Brian Granger (Cal Poly State University / IPython)

Open source tools for exploratory and reproducible computational physics

Computing, and thus software, is one of the foundations of modern physics research and education. It is used for simulation, data analysis, statistical modeling, symbolic manipulation, experimental control, etc. The software we use for these activities has a profound affect on human behavior, attitudes and thought patterns. In this talk I will describe open source software tools and development patterns that are having an impact, through their attributes, on the practice of computational physics research and education. Distributed version control systems, such as git, have attributes that enhance collaboration, reproducibility and open peer review. In the context of open source software, git/GitHub have enabled teams to scale their development activities efficiently in a way that encourages broad and open collaboration.
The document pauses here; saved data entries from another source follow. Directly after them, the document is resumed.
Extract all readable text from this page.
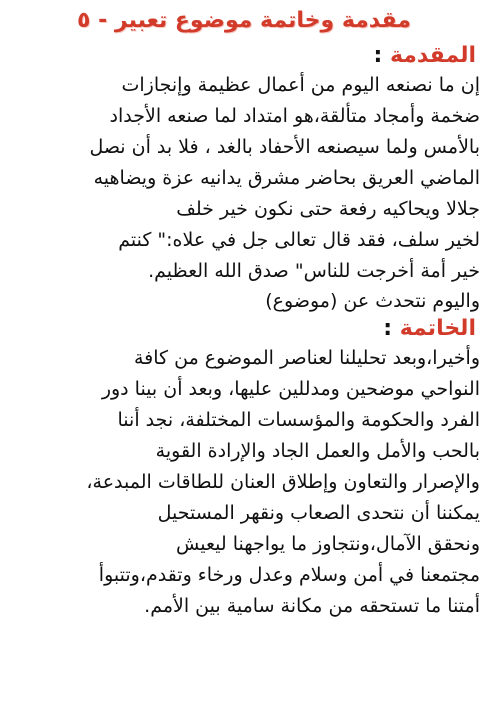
مقدمة وخاتمة موضوع تعبير - ٥
المقدمة :
إن ما نصنعه اليوم من أعمال عظيمة وإنجازات
ضخمة وأمجاد متألقة،هو امتداد لما صنعه الأجداد
بالأمس ولما سيصنعه الأحفاد بالغد ، فلا بد أن نصل
الماضي العريق بحاضر مشرق يدانيه عزة ويضاهيه
جلالا ويحاكيه رفعة حتى نكون خير خلف
لخير سلف، فقد قال تعالى جل في علاه:" كنتم
خير أمة أخرجت للناس" صدق الله العظيم.
واليوم نتحدث عن (موضوع)
الخاتمة :
وأخيرا،وبعد تحليلنا لعناصر الموضوع من كافة
النواحي موضحين ومدللين عليها، وبعد أن بينا دور
الفرد والحكومة والمؤسسات المختلفة، نجد أننا
بالحب والأمل والعمل الجاد والإرادة القوية
والإصرار والتعاون وإطلاق العنان للطاقات المبدعة،
يمكننا أن نتحدى الصعاب ونقهر المستحيل
ونحقق الآمال،ونتجاوز ما يواجهنا ليعيش
مجتمعنا في أمن وسلام وعدل ورخاء وتقدم،وتتبوأ
أمتنا ما تستحقه من مكانة سامية بين الأمم.
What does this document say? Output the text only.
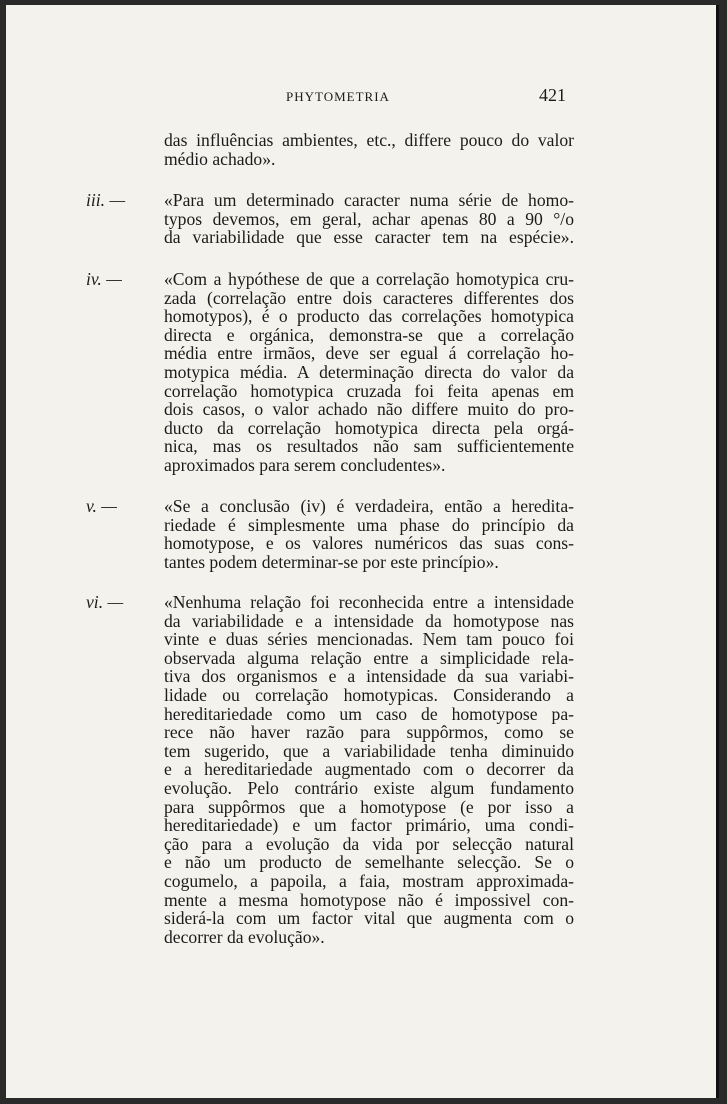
PHYTOMETRIA	421
das influências ambientes, etc., differe pouco do valor
médio achado».
iii. — «Para um determinado caracter numa série de homo-
typos devemos, em geral, achar apenas 80 a 90 °/o
da variabilidade que esse caracter tem na espécie».
iv. — «Com a hypóthese de que a correlação homotypica cru-
zada (correlação entre dois caracteres differentes dos
homotypos), é o producto das correlações homotypica
directa e orgánica, demonstra-se que a correlação
média entre irmãos, deve ser egual á correlação ho-
motypica média. A determinação directa do valor da
correlação homotypica cruzada foi feita apenas em
dois casos, o valor achado não differe muito do pro-
ducto da correlação homotypica directa pela orgá-
nica, mas os resultados não sam sufficientemente
aproximados para serem concludentes».
v. —	«Se a conclusão (iv) é verdadeira, então a heredita-
riedade é simplesmente uma phase do princípio da
homotypose, e os valores numéricos das suas cons-
tantes podem determinar-se por este princípio».
vi. — «Nenhuma relação foi reconhecida entre a intensidade
da variabilidade e a intensidade da homotypose nas
vinte e duas séries mencionadas. Nem tam pouco foi
observada alguma relação entre a simplicidade rela-
tiva dos organismos e a intensidade da sua variabi-
lidade ou correlação homotypicas. Considerando a
hereditariedade como um caso de homotypose pa-
rece não haver razão para suppôrmos, como se
tem sugerido, que a variabilidade tenha diminuido
e a hereditariedade augmentado com o decorrer da
evolução. Pelo contrário existe algum fundamento
para suppôrmos que a homotypose (e por isso a
hereditariedade) e um factor primário, uma condi-
ção para a evolução da vida por selecção natural
e não um producto de semelhante selecção. Se o
cogumelo, a papoila, a faia, mostram approximada-
mente a mesma homotypose não é impossivel con-
siderá-la com um factor vital que augmenta com o
decorrer da evolução».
Using the ecosystem of open source Python projects as an example, I will describe the best practices that have emerged for collaboration, peer review and testing. In particular, I will contrast these practices with those of traditional scientific research. IPython is an open source source interactive computing environment for Python and other languages. Its attributes encourage exploration, reproducibility and reuse. Its main application, the IPython Notebook, enables users to create documents that combine live code with narrative text, LaTeX equations, images, video. These notebook documents provide a complete, reproducible record of a computation that can be converted to various formats (HTML, LaTeX, slideshows, Markdown, etc.) and shared with others. IPython enables scientists to create computational narratives that can be used in a wide range of settings in a reproducible manner. To conclude I will give examples of researchers who have used these tools to conduct exploratory computational research and education in a manner that is open and reproducible.